Todos teníamos en la pared principal del comedor, alguno de aquellos cuadros de autor desconocido que representaban paisajes bucólicos con playas exóticas, lagos lejanos y montañas nevadas o jarrones de flores que nunca se marchitaban. Había quien llenaba las paredes de cuadros para decorar la casa y de paso esconder los desconchones de la pared antes de que se pusiera de moda el papel pintado que tantos defectos enmascaró en los hogares más humildes.
Los cuadros nunca se pasaban de moda porque nunca estuvieron de moda. Estaban allí, presentes, sin nadie que los mirara, y se iban haciendo viejos acumulando polvo en silencio mientras la vida iba pasando. Nacíamos entre aquellos cuadros insípidos cogidos con alcayatas que se convertían en testigos mudos de nuestra propia vida, desde que éramos niños hasta que un día dejábamos el hogar familiar. Volvíamos de la mili y aquellos cuadros ignorados seguían en el mismo sitio, como moluscos incrustados en la pared.
Los muebles no eran de temporada como lo son ahora ni los cambiaban las modas. Los muebles de antes eran imbatibles, lo resistían todo, el paso del tiempo, la humedad y los caprichos, por lo que se compraban con la esperanza de que duraran toda la vida. Los muebles se heredaban y pasaban de generación a generación antes de terminar en las manos de un anticuario.

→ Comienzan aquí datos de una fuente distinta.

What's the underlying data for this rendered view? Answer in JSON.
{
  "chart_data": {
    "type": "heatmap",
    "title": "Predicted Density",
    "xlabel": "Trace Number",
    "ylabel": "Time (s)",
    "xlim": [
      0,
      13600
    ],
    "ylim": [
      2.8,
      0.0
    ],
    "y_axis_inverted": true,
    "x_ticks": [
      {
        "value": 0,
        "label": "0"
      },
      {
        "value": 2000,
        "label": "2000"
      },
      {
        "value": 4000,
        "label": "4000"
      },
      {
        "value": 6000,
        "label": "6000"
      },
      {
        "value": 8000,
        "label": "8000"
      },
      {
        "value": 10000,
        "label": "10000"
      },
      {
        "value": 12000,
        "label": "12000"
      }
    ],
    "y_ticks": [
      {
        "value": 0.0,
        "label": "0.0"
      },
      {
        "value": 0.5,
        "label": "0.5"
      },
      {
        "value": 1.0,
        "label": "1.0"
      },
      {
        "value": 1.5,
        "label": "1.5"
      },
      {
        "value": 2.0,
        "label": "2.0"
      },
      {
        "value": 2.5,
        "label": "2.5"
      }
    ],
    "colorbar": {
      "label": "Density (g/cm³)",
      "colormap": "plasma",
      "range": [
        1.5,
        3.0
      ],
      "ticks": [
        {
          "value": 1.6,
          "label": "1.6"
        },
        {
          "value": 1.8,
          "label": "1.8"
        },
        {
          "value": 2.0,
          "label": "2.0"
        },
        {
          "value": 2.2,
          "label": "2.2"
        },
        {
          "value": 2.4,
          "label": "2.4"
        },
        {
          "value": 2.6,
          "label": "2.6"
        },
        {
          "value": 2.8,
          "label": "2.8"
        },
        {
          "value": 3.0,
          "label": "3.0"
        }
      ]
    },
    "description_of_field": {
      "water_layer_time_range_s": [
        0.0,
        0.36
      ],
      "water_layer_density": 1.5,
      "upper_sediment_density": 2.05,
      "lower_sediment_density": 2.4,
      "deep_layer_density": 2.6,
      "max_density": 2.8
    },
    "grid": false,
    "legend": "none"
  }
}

Cada habitación tenía entonces su estética que afectaba directamente a los muebles y al decorado. En casi todas las casas, al menos en las que yo conocía en mi barrio, existía la costumbre de adornar los dormitorios con motivos religiosos.
En la pared, encima del cabecero de la cama, solía reinar el crucifijo con la figura de Jesucristo custodiando la intimidad de las parejas. Ya de niño solía preguntarme cómo lo hacían los matrimonios para inspirarse a la hora del amor teniendo encima la mirada del Señor que según nos contaban los curas todo lo veía. Era habitual también que en la mesita de noche se colocara un paño blanco y encima el pesebre con el niño Jesús, como si no tuvieran bastante con el crucifijo, y que en casos extremos se llegara a poner el cuadro de la Purísima para convertir el dormitorio en una auténtica capilla.
Las alcobas antiguas tenían sus armarios con grandes espejos, auténticos mastodontes donde los niños solíamos ocultarnos cuando jugábamos al escondite o cuando se nos ocurría practicar el espionaje y disfrutar del placer de ver sin ser vistos. Los armarios viejos olían a bolas de alcanfor y guardaban auténticos tesoros: aquella pelliza del abuelo que nunca más se usó y que los nietos utilizábamos a escondidas para disfrazarnos, o el uniforme de la mili del padre que por mucho que pasara el tiempo siempre olía a garita y a cuartel.
El mueble más importante de la alcoba era la cama de matrimonio, que a los niños nos parecía un transatlántico en medio de la noche. Al lado de la cama, colgando de la pared, aparecía la perilla para encender y apagar la luz, y debajo, para que no se viera, la querida escupidera, el orinal, que en aquellos tiempos era nuestro váter portátil. El uso de la escupidera era obligatorio ya que la mayoría de las casas tenían el cuarto de baño, por llamarlo de algún modo, en un habitáculo del patio. Levantarse de madrugada en invierno y cruzar el patio para orinar era un riesgo innecesario porque podías coger un enfriamiento. Para evitar esta aventura se recurría a aquella humilde escupidera blanca que se convertía en el tambor de la madrugada cuando el chorro golpeaba su superficie metálica, rasgando el silencio de los sueños.
La estética de las casas empezó a cambiar cuando llegó la televisión y el resto de los muebles pasó a un segundo plano. Teniendo una buena tele poco importaba ya el viejo arcón o el baúl centenario donde se guardaban las fotos sepias. La tele nos transformó por dentro y por fuera y para hacerla más acogedora, para integrarla definitivamente en el hogar, las madres solían decorarla con un tapete de ganchillo encima y alguna figura.
Coincidiendo con la democratización del televisor llegó la moda del papel pintado, que nos hizo más alegres nuestras aburridas paredes y le dio otro aire al decorado. El papel pintado entró en nuestras casas como un ciclón, transmitiéndose de boca en boca. Las mujeres iban a ver la decoración que había puesto la vecina y una semanas después nuestros hogares parecían tan cambiados que teníamos la sensación de estar estrenando una casa nueva.
El papel pintado cambió la estampa de nuestras viejas paredes desconchadas a las que una vez al año el ‘blanqueaor’ les daba una mano de pintura para combatir la maldita humedad. El papel, sembrado de colores, flores y estampados, llegó con la promesa de quitarnos la humedad y de cambiar el aspecto monótono de nuestras paredes, que se llenaron de vida para adaptarse a los nuevos tiempos.